Sybrandt/AGATHA_2015

machine learning graph
Name AGATHA_2015
Group Sybrandt
Matrix ID 2893
Num Rows 183,964,077
Num Cols 183,964,077
Nonzeros 11,588,725,964
Pattern Entries 11,588,725,964
Kind Undirected Graph
Symmetric Yes
Date 2020
Author J. Sybrandt, I. Tyagin, M. Shtutman, I. Safro
Editor T. Davis
Structural Rank
Structural Rank Full
Num Dmperm Blocks
Strongly Connect Components
Num Explicit Zeros 0
Pattern Symmetry 100%
Numeric Symmetry 100%
Cholesky Candidate no
Positive Definite no
Type binary
Download MATLAB Rutherford Boeing Matrix Market
Notes
Sybrandt/AGATHA_2015: deep-learning graph                              
                                                                       
AGATHA: Automatic Graph-mining And Transformer based Hypothesis        
Generation Approach                                                    
                                                                       
Justin Sybrandt, Ilya Tyagin, Michael Shtutman, Ilya Safro             
Clemson University                                                     
paper: https://arxiv.org/abs/2002.05635.                               
                                                                       
abstract: Medical research is risky and expensive. Drug discovery, as  
an example, requires that researchers efficiently winnow thousands of  
potential targets to a small candidate set for more thorough           
evaluation. However, research groups spend significant time and money  
to perform the experiments necessary to determine this candidate set   
long before seeing intermediate results. Hypothesis generation systems 
address this challenge by mining the wealth of publicly available      
scientific information to predict plausible research directions. We    
present AGATHA, a deep-learning hypothesis generation system that can  
introduce data-driven insights earlier in the discovery process.       

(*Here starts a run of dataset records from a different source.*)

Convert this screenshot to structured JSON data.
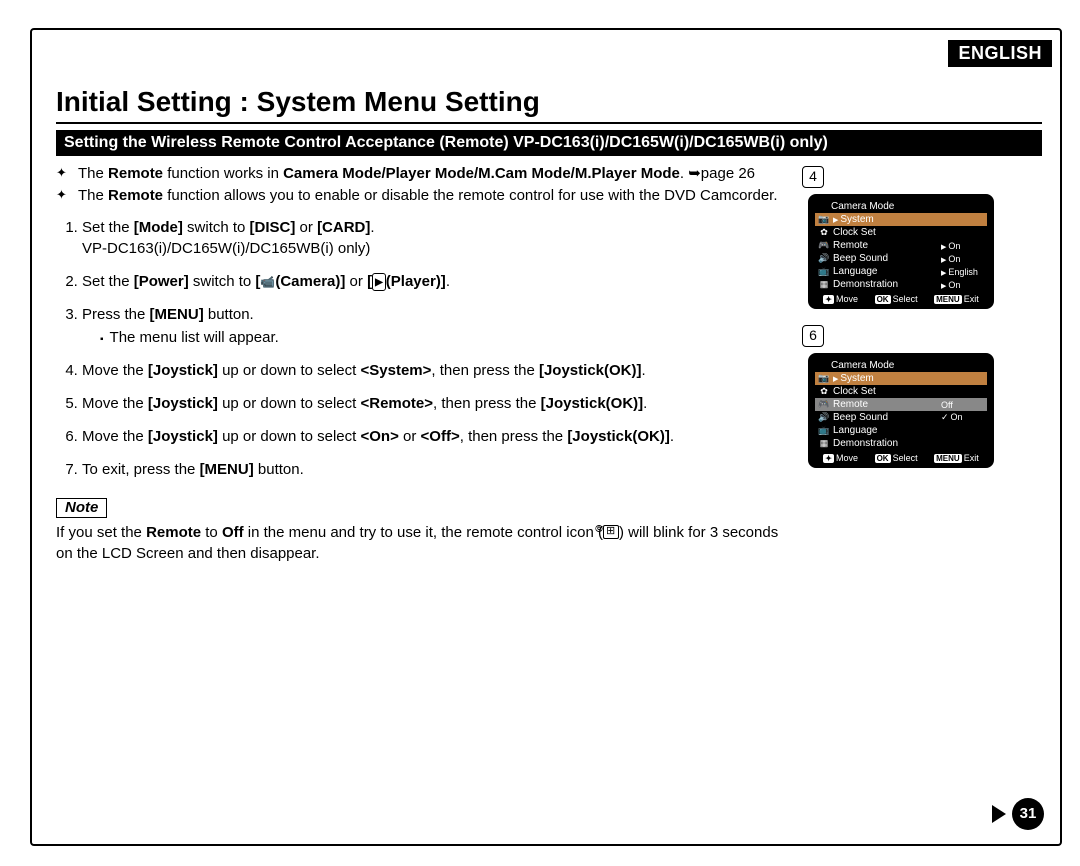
{
  "lang_tag": "ENGLISH",
  "title": "Initial Setting : System Menu Setting",
  "band": "Setting the Wireless Remote Control Acceptance (Remote) VP-DC163(i)/DC165W(i)/DC165WB(i) only)",
  "bullets": {
    "b1_pre": "The ",
    "b1_bold1": "Remote",
    "b1_mid": " function works in ",
    "b1_bold2": "Camera Mode/Player Mode/M.Cam Mode/M.Player Mode",
    "b1_post": ". ",
    "b1_pageref": "page 26",
    "b2_pre": "The ",
    "b2_bold": "Remote",
    "b2_post": " function allows you to enable or disable the remote control for use with the DVD Camcorder."
  },
  "steps": {
    "s1_a": "Set the ",
    "s1_b": "[Mode]",
    "s1_c": " switch to ",
    "s1_d": "[DISC]",
    "s1_e": " or ",
    "s1_f": "[CARD]",
    "s1_g": ".",
    "s1_sub": "VP-DC163(i)/DC165W(i)/DC165WB(i) only)",
    "s2_a": "Set the ",
    "s2_b": "[Power]",
    "s2_c": " switch to ",
    "s2_d": "(Camera)]",
    "s2_e": " or ",
    "s2_f": "(Player)]",
    "s2_g": ".",
    "s3_a": "Press the ",
    "s3_b": "[MENU]",
    "s3_c": " button.",
    "s3_sub": "The menu list will appear.",
    "s4_a": "Move the ",
    "s4_b": "[Joystick]",
    "s4_c": " up or down to select ",
    "s4_d": "<System>",
    "s4_e": ", then press the ",
    "s4_f": "[Joystick(OK)]",
    "s4_g": ".",
    "s5_a": "Move the ",
    "s5_b": "[Joystick]",
    "s5_c": " up or down to select ",
    "s5_d": "<Remote>",
    "s5_e": ", then press the ",
    "s5_f": "[Joystick(OK)]",
    "s5_g": ".",
    "s6_a": "Move the ",
    "s6_b": "[Joystick]",
    "s6_c": " up or down to select ",
    "s6_d": "<On>",
    "s6_e": " or ",
    "s6_f": "<Off>",
    "s6_g": ", then press the ",
    "s6_h": "[Joystick(OK)]",
    "s6_i": ".",
    "s7_a": "To exit, press the ",
    "s7_b": "[MENU]",
    "s7_c": " button."
  },
  "note_label": "Note",
  "note": {
    "a": "If you set the ",
    "b": "Remote",
    "c": " to ",
    "d": "Off",
    "e": " in the menu and try to use it, the remote control icon (",
    "f": ") will blink for 3 seconds on the LCD Screen and then disappear."
  },
  "fig4": {
    "callout": "4",
    "title": "Camera Mode",
    "items": [
      {
        "ico": "📷",
        "lbl": "System",
        "val": "",
        "hl": "hl-orange",
        "tri": true
      },
      {
        "ico": "✿",
        "lbl": "Clock Set",
        "val": ""
      },
      {
        "ico": "🎮",
        "lbl": "Remote",
        "val": "On",
        "tri": true
      },
      {
        "ico": "🔊",
        "lbl": "Beep Sound",
        "val": "On",
        "tri": true
      },
      {
        "ico": "📺",
        "lbl": "Language",
        "val": "English",
        "tri": true
      },
      {
        "ico": "▦",
        "lbl": "Demonstration",
        "val": "On",
        "tri": true
      }
    ],
    "footer": {
      "move": "Move",
      "select": "Select",
      "exit": "Exit"
    }
  },
  "fig6": {
    "callout": "6",
    "title": "Camera Mode",
    "items": [
      {
        "ico": "📷",
        "lbl": "System",
        "val": "",
        "hl": "hl-orange",
        "tri": true
      },
      {
        "ico": "✿",
        "lbl": "Clock Set",
        "val": ""
      },
      {
        "ico": "🎮",
        "lbl": "Remote",
        "val": "Off",
        "hl": "hl-grey"
      },
      {
        "ico": "🔊",
        "lbl": "Beep Sound",
        "val": "On",
        "chk": true
      },
      {
        "ico": "📺",
        "lbl": "Language",
        "val": ""
      },
      {
        "ico": "▦",
        "lbl": "Demonstration",
        "val": ""
      }
    ],
    "footer": {
      "move": "Move",
      "select": "Select",
      "exit": "Exit"
    }
  },
  "page_number": "31"
}
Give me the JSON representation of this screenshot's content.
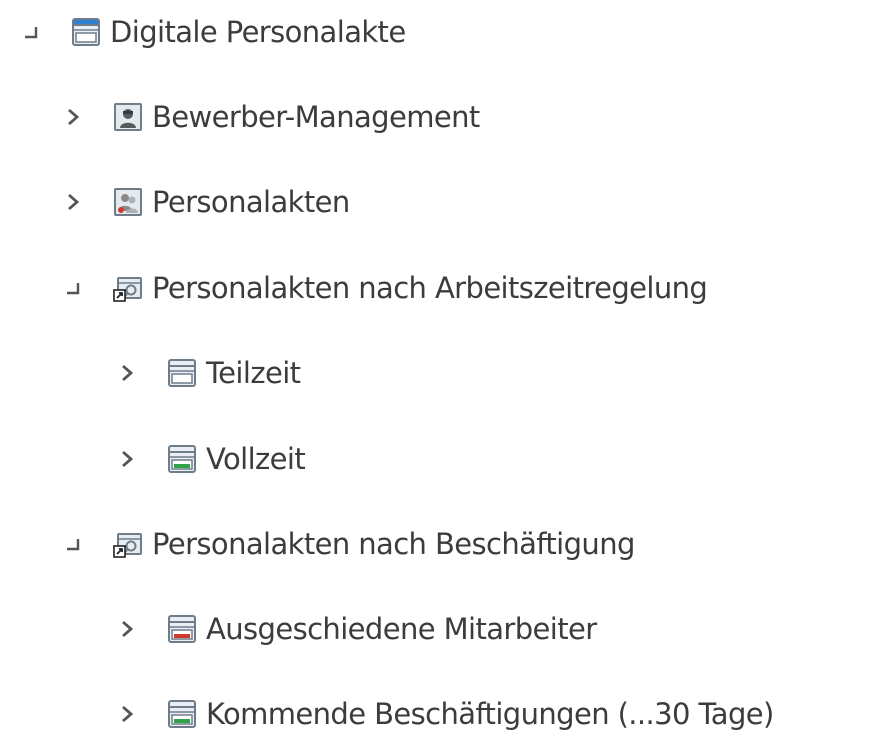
{
  "tree": {
    "nodes": [
      {
        "id": "digitale-personalakte",
        "label": "Digitale Personalakte",
        "expanded": true,
        "toggle_icon": "collapse-icon",
        "icon": "folder-blue-icon",
        "colors": {
          "band": "#2f7fd0"
        }
      },
      {
        "id": "bewerber-management",
        "label": "Bewerber-Management",
        "expanded": false,
        "toggle_icon": "chevron-right-icon",
        "icon": "applicant-icon"
      },
      {
        "id": "personalakten",
        "label": "Personalakten",
        "expanded": false,
        "toggle_icon": "chevron-right-icon",
        "icon": "personnel-files-icon"
      },
      {
        "id": "personalakten-nach-arbeitszeitregelung",
        "label": "Personalakten nach Arbeitszeitregelung",
        "expanded": true,
        "toggle_icon": "collapse-icon",
        "icon": "search-link-icon"
      },
      {
        "id": "teilzeit",
        "label": "Teilzeit",
        "expanded": false,
        "toggle_icon": "chevron-right-icon",
        "icon": "folder-white-icon",
        "colors": {
          "band": "#ffffff"
        }
      },
      {
        "id": "vollzeit",
        "label": "Vollzeit",
        "expanded": false,
        "toggle_icon": "chevron-right-icon",
        "icon": "folder-green-icon",
        "colors": {
          "band": "#2fa34a"
        }
      },
      {
        "id": "personalakten-nach-beschaeftigung",
        "label": "Personalakten nach Beschäftigung",
        "expanded": true,
        "toggle_icon": "collapse-icon",
        "icon": "search-link-icon"
      },
      {
        "id": "ausgeschiedene-mitarbeiter",
        "label": "Ausgeschiedene Mitarbeiter",
        "expanded": false,
        "toggle_icon": "chevron-right-icon",
        "icon": "folder-red-icon",
        "colors": {
          "band": "#d33a2f"
        }
      },
      {
        "id": "kommende-beschaeftigungen",
        "label": "Kommende Beschäftigungen (...30 Tage)",
        "expanded": false,
        "toggle_icon": "chevron-right-icon",
        "icon": "folder-green-icon",
        "colors": {
          "band": "#2fa34a"
        }
      }
    ]
  },
  "colors": {
    "text": "#3c3c3c",
    "toggle": "#555555",
    "icon_frame": "#7e8b96",
    "icon_fill": "#dce6ee"
  }
}
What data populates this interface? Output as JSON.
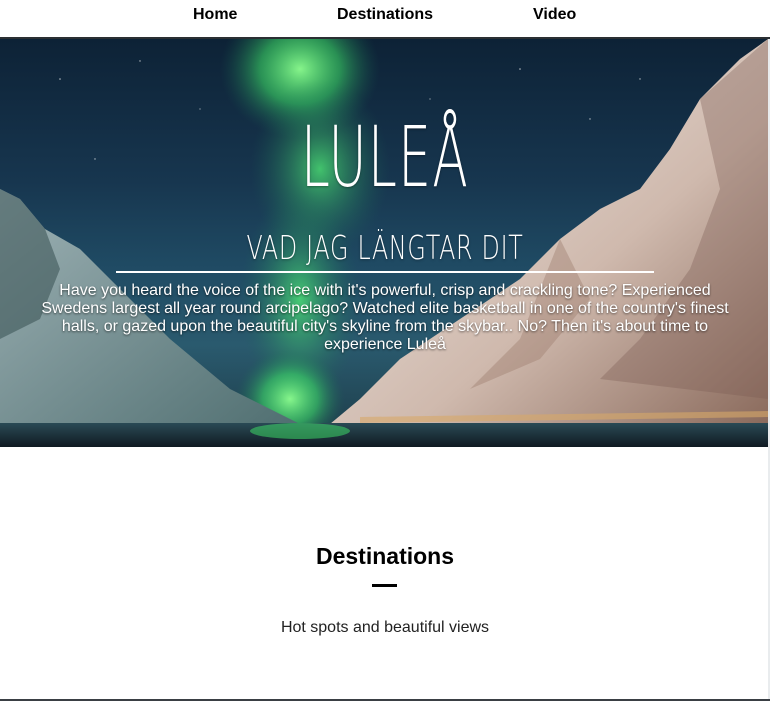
{
  "nav": {
    "items": [
      {
        "label": "Home"
      },
      {
        "label": "Destinations"
      },
      {
        "label": "Video"
      }
    ]
  },
  "hero": {
    "title": "LULEÅ",
    "subtitle": "VAD JAG LÄNGTAR DIT",
    "text": "Have you heard the voice of the ice with it's powerful, crisp and crackling tone? Experienced Swedens largest all year round arcipelago? Watched elite basketball in one of the country's finest halls, or gazed upon the beautiful city's skyline from the skybar.. No? Then it's about time to experience Luleå"
  },
  "destinations": {
    "title": "Destinations",
    "subtitle": "Hot spots and beautiful views"
  },
  "colors": {
    "aurora": "#4cff6a",
    "sky": "#17364f",
    "snow": "#e9e4e2"
  }
}
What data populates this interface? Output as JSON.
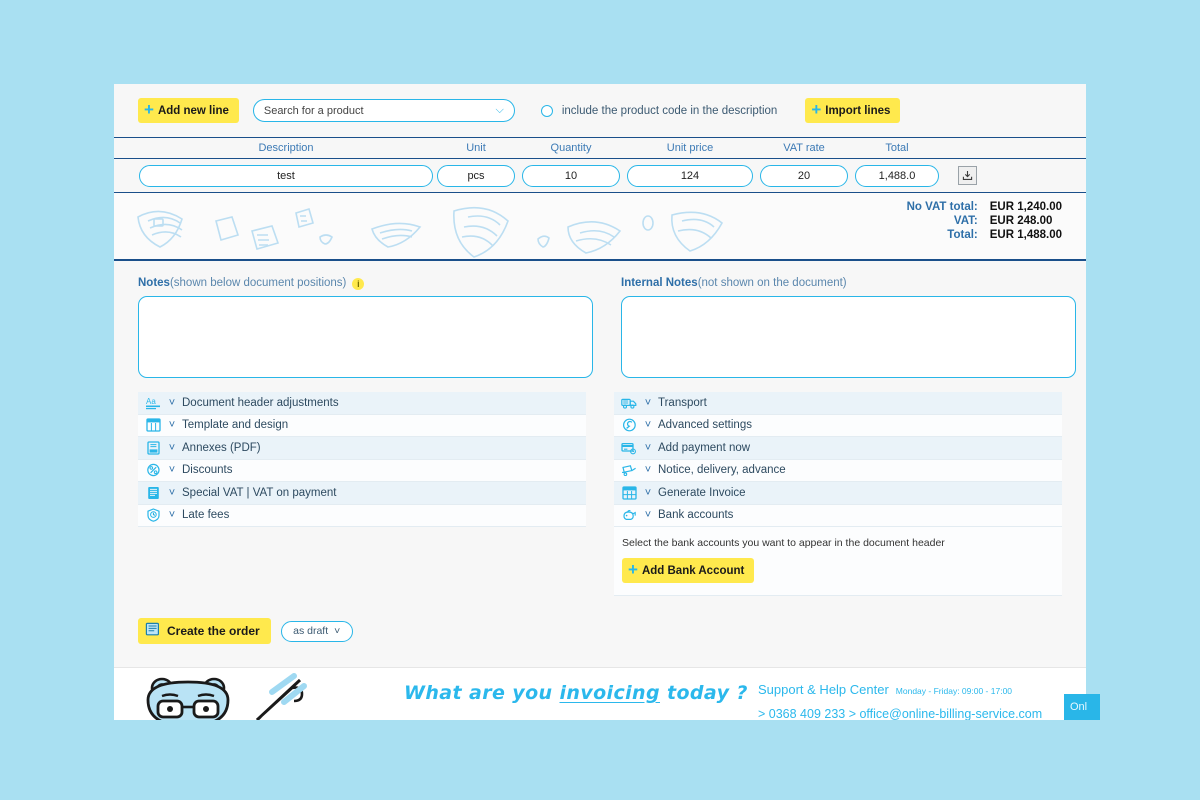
{
  "toolbar": {
    "add_new_line_label": "Add new line",
    "product_search_placeholder": "Search for a product",
    "include_code_label": "include the product code in the description",
    "import_lines_label": "Import lines"
  },
  "table": {
    "headers": {
      "description": "Description",
      "unit": "Unit",
      "quantity": "Quantity",
      "unit_price": "Unit price",
      "vat_rate": "VAT rate",
      "total": "Total"
    },
    "rows": [
      {
        "description": "test",
        "unit": "pcs",
        "quantity": "10",
        "unit_price": "124",
        "vat_rate": "20",
        "total": "1,488.0"
      }
    ]
  },
  "totals": {
    "no_vat_label": "No VAT total:",
    "no_vat_value": "EUR 1,240.00",
    "vat_label": "VAT:",
    "vat_value": "EUR 248.00",
    "total_label": "Total:",
    "total_value": "EUR 1,488.00"
  },
  "notes": {
    "title": "Notes",
    "subtitle": "(shown below document positions)",
    "info_glyph": "i",
    "value": ""
  },
  "internal_notes": {
    "title": "Internal Notes",
    "subtitle": "(not shown on the document)",
    "value": ""
  },
  "left_accordion": [
    {
      "label": "Document header adjustments",
      "icon": "text-format-icon"
    },
    {
      "label": "Template and design",
      "icon": "template-grid-icon"
    },
    {
      "label": "Annexes (PDF)",
      "icon": "pdf-document-icon"
    },
    {
      "label": "Discounts",
      "icon": "discount-tag-icon"
    },
    {
      "label": "Special VAT | VAT on payment",
      "icon": "vat-document-icon"
    },
    {
      "label": "Late fees",
      "icon": "clock-shield-icon"
    }
  ],
  "right_accordion": [
    {
      "label": "Transport",
      "icon": "truck-icon"
    },
    {
      "label": "Advanced settings",
      "icon": "wrench-icon"
    },
    {
      "label": "Add payment now",
      "icon": "payment-card-icon"
    },
    {
      "label": "Notice, delivery, advance",
      "icon": "delivery-cart-icon"
    },
    {
      "label": "Generate Invoice",
      "icon": "invoice-grid-icon"
    },
    {
      "label": "Bank accounts",
      "icon": "piggy-bank-icon"
    }
  ],
  "bank_panel": {
    "hint": "Select the bank accounts you want to appear in the document header",
    "add_button_label": "Add Bank Account"
  },
  "actions": {
    "create_label": "Create the order",
    "draft_label": "as draft"
  },
  "footer": {
    "slogan_part1": "What are you ",
    "slogan_underlined": "invoicing",
    "slogan_part2": " today ?",
    "support_title": "Support & Help Center",
    "support_hours": "Monday - Friday: 09:00 - 17:00",
    "support_contact": "> 0368 409 233 > office@online-billing-service.com",
    "online_badge": "Onl"
  },
  "colors": {
    "page_background": "#a9e0f2",
    "accent_blue": "#29b6e8",
    "accent_yellow": "#ffe94d",
    "dark_blue": "#1a4f8a",
    "text_blue": "#2e6fa8"
  }
}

Through a learned ranking criteria, this system quickly prioritizes    
plausible term-pairs among entity sets, allowing us to recommend new   
research directions. We massively validate our system with a temporal  
holdout wherein we predict connections first introduced after 2015     
using data published beforehand. We additionally explore biomedical    
sub-domains, and demonstrate AGATHA's predictive capacity across the   
twenty most popular relationship types. This system achieves           
best-in-class performance on an established benchmark, and demonstrates
high recommendation scores across subdomains. Reproducibility: All     
code, experimental data, and pre-trained models are available online:  
http://sybrandt.com/2020/agatha .                                      
                                                                       
Appears in the 29TH ACM Intl. Conf. on Information and Knowledge       
Management, Oct 2020.  https://www.cikm2020.org/                       
                                                                       
Details of this matrix:                                                
                                                                       
This matrix represents the semantic graph associated with the Agatha   
hypothesis generation system: https://arxiv.org/abs/2002.05635.        
                                                                       
The matrix was created by selecting all biomedical papers published    
prior to January 1st 2015. We extracted terms, phrases, entities, and  
author-supplied metadata keywords for each. In addition we identify all
SemRep predicate arguments. Each sentence, term, phrase, entity, and   
predicate represents a node. Edges follow a particular schema,         
described in detail in the paper. Most edges indicate that two nodes   
co-occur. For instance, if a sentence contains a term, then an edge    
exists between the two nodes. We introduce a set of edges between      
sentences based on the nearest-neighbors network of sentence           
embeddings.                                                            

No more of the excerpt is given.